6èmes Etats de la France : «A la croisée des chemins»

Entre une dégradation du triple A de la performance économique du pays et la perspective des élections présidentielles en mai prochain où l’enjeu de la dette publique sera crucial, jamais la France semble n’avoir été autant entre le marteau et l’enclume. C’est autour de cette délicate équation socio-économico-politique que s’est déroulée la 6ème édition des « Etats de la France » le 6 décembre à Paris.
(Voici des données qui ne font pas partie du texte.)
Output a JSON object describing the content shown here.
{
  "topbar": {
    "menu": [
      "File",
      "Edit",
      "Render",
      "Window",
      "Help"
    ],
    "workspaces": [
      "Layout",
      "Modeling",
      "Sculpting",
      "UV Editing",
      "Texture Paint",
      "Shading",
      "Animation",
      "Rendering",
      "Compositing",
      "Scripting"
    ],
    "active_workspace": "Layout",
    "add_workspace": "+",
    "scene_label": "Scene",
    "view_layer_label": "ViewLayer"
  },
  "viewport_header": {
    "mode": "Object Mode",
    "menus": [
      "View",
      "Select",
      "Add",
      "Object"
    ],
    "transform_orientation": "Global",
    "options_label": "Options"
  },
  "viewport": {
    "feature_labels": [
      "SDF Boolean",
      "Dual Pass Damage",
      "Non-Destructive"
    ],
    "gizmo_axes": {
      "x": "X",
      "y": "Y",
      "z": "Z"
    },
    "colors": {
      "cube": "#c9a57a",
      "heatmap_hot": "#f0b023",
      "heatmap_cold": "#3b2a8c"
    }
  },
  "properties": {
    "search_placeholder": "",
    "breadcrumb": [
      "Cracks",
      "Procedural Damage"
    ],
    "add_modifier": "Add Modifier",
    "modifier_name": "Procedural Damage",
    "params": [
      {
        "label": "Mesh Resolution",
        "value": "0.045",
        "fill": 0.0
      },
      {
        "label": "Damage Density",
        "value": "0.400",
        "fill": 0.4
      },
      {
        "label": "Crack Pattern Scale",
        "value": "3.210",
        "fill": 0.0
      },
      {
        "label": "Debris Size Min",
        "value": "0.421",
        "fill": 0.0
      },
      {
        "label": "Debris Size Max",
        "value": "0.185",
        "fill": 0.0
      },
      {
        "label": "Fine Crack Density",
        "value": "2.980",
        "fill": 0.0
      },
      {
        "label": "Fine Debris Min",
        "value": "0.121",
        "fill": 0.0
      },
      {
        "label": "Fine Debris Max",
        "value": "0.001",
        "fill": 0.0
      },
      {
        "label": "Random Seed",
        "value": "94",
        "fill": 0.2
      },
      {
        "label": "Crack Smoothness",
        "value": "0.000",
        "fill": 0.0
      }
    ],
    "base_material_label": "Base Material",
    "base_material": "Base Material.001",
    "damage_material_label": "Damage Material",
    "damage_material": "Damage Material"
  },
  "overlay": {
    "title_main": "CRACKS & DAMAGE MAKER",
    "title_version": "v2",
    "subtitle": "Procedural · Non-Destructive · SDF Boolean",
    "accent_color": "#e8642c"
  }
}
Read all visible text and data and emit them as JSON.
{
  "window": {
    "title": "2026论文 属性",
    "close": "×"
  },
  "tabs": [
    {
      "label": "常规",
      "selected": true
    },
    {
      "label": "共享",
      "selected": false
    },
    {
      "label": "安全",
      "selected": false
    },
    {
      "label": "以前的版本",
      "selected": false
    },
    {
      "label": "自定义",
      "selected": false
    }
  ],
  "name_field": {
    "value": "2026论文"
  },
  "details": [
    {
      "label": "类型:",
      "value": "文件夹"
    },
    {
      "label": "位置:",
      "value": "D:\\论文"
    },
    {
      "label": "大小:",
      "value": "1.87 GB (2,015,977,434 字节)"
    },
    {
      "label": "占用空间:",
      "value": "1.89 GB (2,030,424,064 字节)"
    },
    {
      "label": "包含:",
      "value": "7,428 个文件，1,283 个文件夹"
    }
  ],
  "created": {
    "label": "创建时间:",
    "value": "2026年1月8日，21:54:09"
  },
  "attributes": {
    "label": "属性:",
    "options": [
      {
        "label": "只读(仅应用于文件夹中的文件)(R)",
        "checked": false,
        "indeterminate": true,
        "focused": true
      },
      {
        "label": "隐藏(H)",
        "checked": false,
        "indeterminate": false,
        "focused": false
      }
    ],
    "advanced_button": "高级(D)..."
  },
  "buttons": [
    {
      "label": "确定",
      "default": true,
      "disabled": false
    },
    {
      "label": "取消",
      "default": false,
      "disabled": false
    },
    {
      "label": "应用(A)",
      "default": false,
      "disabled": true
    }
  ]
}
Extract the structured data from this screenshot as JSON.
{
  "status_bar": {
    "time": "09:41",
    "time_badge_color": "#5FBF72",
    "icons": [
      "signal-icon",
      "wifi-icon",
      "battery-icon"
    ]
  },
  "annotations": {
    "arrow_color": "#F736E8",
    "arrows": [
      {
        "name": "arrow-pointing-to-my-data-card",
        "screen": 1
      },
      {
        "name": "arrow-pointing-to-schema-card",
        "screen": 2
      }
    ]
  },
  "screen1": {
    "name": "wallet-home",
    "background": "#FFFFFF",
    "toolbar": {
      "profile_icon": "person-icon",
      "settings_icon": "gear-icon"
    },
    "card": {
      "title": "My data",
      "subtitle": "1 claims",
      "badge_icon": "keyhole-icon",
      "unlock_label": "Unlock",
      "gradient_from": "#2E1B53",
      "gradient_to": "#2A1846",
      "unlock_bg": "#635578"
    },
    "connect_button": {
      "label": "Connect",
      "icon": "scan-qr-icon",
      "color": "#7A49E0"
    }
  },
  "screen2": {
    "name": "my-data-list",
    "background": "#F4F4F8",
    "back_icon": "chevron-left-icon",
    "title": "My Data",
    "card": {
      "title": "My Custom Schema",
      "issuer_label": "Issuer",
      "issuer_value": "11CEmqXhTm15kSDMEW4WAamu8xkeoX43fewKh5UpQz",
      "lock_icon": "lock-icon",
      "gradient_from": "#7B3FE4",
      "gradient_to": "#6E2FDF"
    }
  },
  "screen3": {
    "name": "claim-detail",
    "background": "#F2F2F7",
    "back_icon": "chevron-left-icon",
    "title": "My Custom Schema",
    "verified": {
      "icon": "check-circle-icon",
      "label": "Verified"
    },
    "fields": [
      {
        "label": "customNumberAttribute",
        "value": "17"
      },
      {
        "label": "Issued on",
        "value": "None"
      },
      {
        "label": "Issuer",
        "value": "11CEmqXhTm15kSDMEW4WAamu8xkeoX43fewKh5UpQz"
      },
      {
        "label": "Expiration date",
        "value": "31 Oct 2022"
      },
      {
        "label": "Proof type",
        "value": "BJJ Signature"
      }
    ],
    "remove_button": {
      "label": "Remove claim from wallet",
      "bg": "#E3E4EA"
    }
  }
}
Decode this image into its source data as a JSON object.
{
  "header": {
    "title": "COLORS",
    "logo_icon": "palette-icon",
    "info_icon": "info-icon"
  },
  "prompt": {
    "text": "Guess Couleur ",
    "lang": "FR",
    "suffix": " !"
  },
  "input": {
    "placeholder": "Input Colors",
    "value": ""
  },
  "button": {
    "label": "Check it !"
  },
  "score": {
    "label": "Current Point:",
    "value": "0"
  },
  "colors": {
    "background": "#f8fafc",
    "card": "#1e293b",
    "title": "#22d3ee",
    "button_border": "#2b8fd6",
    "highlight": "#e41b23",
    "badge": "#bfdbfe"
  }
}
Experts, analystes, penseurs, entrepreneurs et journalistes ont débattu à livre ouvert de l’avenir de la France dans la compétition mondiale.

Doit-on s’aligner sur les objurgations pessimistes qui estiment inéluctable le point de non-retour et d’écroulement ? Ou alors peut-on espérer voir la nation française rebondir et reprendre en main son destin ? Voici une petite synthèse forcément un peu réductrice et subjective tant les interventions ont été abondantes en perspectives et points de vue.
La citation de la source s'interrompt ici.